3. Connecting to the Audience
This goes along with #2, but talking to your audience is not the only way of connecting. Have fun on stage, enjoy yourself. You can interact with our audience, maybe ask them a few questions. Do something to break the ice! Find creative ways of drawing your audience in and/or involving them in your music. Your audience is important! Give them the connection they crave.
Dizzy Gillespie was a master of humor. Not every musician needs to include humor into their show, but if you can pull it off, it’s one of the fastest ways to connect with an audience.
5. Meeting Your Audience
Hanging out with your audience before or after the show is a great way to meet people, get more gigs, and just connect with the people who want to hear your music. Sometimes these connections can lead to more great opportunities, but really it’s just a great way to build a connection with the people who came to hear you play. Jazz musicians who don’t think this is important can miss out on making important connections or at least miss out an opportunity to connect with their fans.
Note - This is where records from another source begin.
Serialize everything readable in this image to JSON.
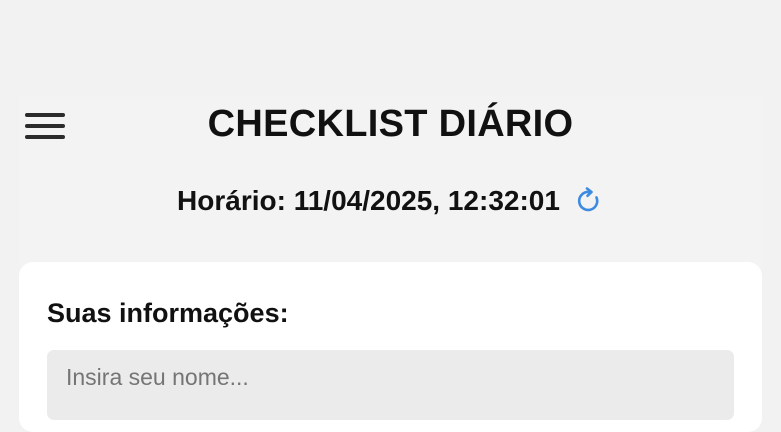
{
  "header": {
    "title": "CHECKLIST DIÁRIO",
    "time_label": "Horário: 11/04/2025, 12:32:01",
    "menu_icon": "hamburger-menu-icon",
    "refresh_icon": "refresh-icon",
    "accent_color": "#3d8be0"
  },
  "info": {
    "section_title": "Suas informações:",
    "name_placeholder": "Insira seu nome...",
    "name_value": ""
  }
}
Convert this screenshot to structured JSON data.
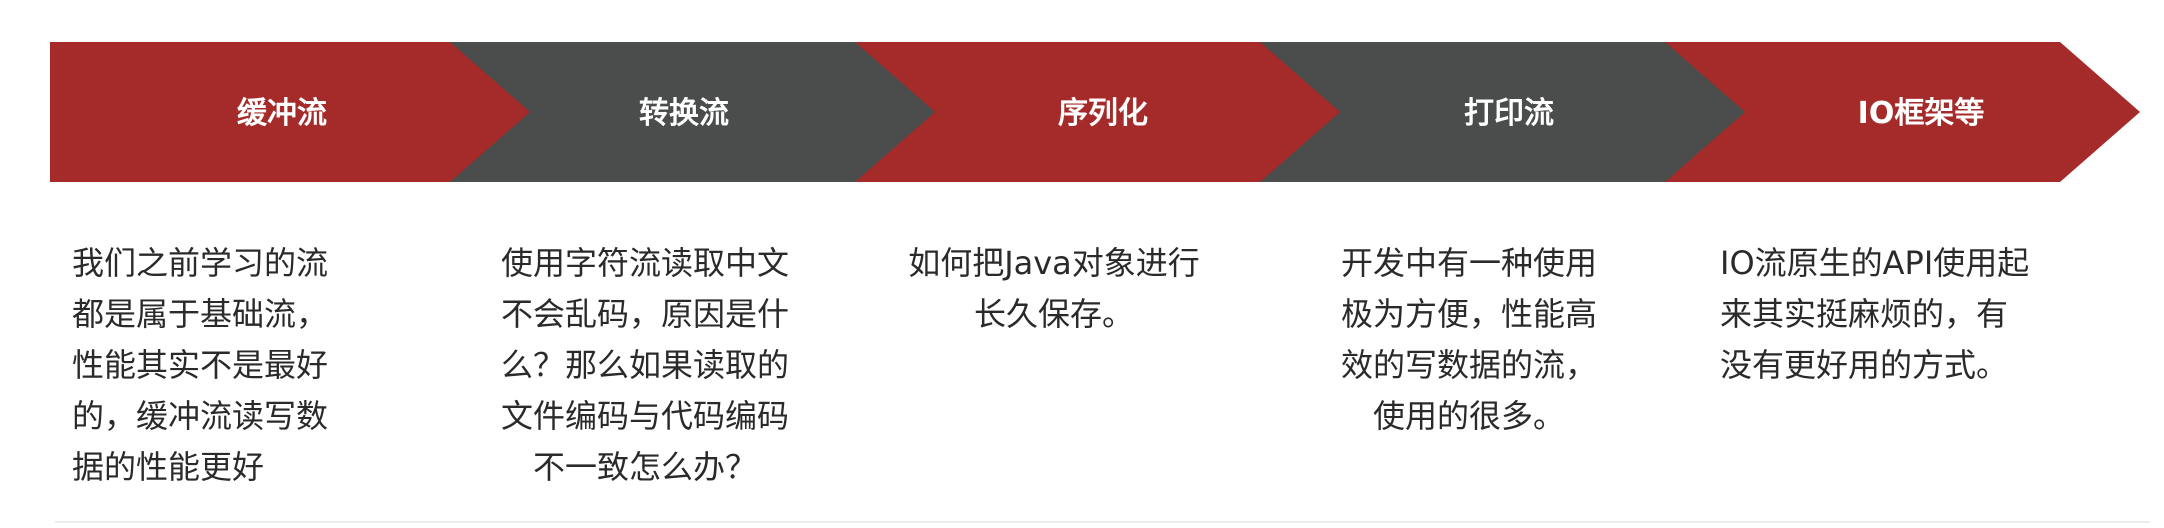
{
  "colors": {
    "red": "#a52a2a",
    "gray": "#4a4d4c"
  },
  "steps": [
    {
      "label": "缓冲流",
      "color": "red",
      "desc": [
        "我们之前学习的流",
        "都是属于基础流，",
        "性能其实不是最好",
        "的，缓冲流读写数",
        "据的性能更好"
      ],
      "align": "left"
    },
    {
      "label": "转换流",
      "color": "gray",
      "desc": [
        "使用字符流读取中文",
        "不会乱码，原因是什",
        "么？那么如果读取的",
        "文件编码与代码编码",
        "不一致怎么办？"
      ],
      "align": "center"
    },
    {
      "label": "序列化",
      "color": "red",
      "desc": [
        "如何把Java对象进行",
        "长久保存。"
      ],
      "align": "center"
    },
    {
      "label": "打印流",
      "color": "gray",
      "desc": [
        "开发中有一种使用",
        "极为方便，性能高",
        "效的写数据的流，",
        "使用的很多。"
      ],
      "align": "center"
    },
    {
      "label": "IO框架等",
      "color": "red",
      "desc": [
        "IO流原生的API使用起",
        "来其实挺麻烦的，有",
        "没有更好用的方式。"
      ],
      "align": "left"
    }
  ]
}
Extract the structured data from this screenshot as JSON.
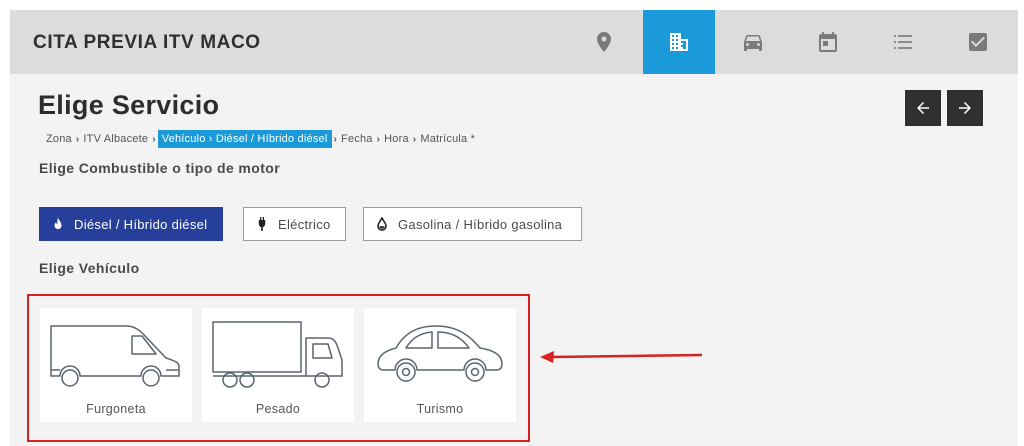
{
  "app": {
    "brand": "CITA PREVIA ITV MACO"
  },
  "nav": [
    {
      "icon": "map-pin-icon",
      "active": false
    },
    {
      "icon": "building-icon",
      "active": true
    },
    {
      "icon": "car-icon",
      "active": false
    },
    {
      "icon": "calendar-icon",
      "active": false
    },
    {
      "icon": "list-icon",
      "active": false
    },
    {
      "icon": "checkbox-icon",
      "active": false
    }
  ],
  "page": {
    "title": "Elige Servicio"
  },
  "breadcrumb": {
    "zona": "Zona",
    "itv": "ITV Albacete",
    "active": "Vehículo › Diésel / Híbrido diésel",
    "fecha": "Fecha",
    "hora": "Hora",
    "matricula": "Matrícula *"
  },
  "sections": {
    "fuel_label": "Elige Combustible o tipo de motor",
    "vehicle_label": "Elige Vehículo"
  },
  "fuel_options": [
    {
      "label": "Diésel / Híbrido diésel",
      "icon": "flame-icon",
      "selected": true
    },
    {
      "label": "Eléctrico",
      "icon": "plug-icon",
      "selected": false
    },
    {
      "label": "Gasolina / Híbrido gasolina",
      "icon": "drop-icon",
      "selected": false
    }
  ],
  "vehicles": [
    {
      "label": "Furgoneta",
      "icon": "van-icon"
    },
    {
      "label": "Pesado",
      "icon": "truck-icon"
    },
    {
      "label": "Turismo",
      "icon": "beetle-car-icon"
    }
  ],
  "colors": {
    "accent": "#1a9ad9",
    "selected_fuel": "#253f9a",
    "highlight_border": "#d62222",
    "dark_button": "#303030"
  }
}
Learning to connect with your audience off the stage is a great skill to have. Not everyone will want to chat, but if someone really wants to talk with you after a show, being available is a great thing! It’s usually pretty obvious when someone wants to connect with you. Making yourself available before or after you perform is a good thing! It’s been said that the show starts when you enter the door and ends when you leave the venue. That’s a good way to think!
6. Dressing the Part
The way you present yourself onstage is important. Sometimes jazz musicians pretend that the only thing that matters is how you play, and that’s simply not the case. Dress in an appropriate manner for the gig, whatever the gig happens to be. An outdoor concert can be more casual than a formal event. Make sure you know what’s appropriate for the gig and for the venue.
In conclusion, performing music is not just about how you play. Generally, musicians who are professional in their presentation reap greater rewards and have better opportunities than those who fail to consider how to best present their music. Presentation matters!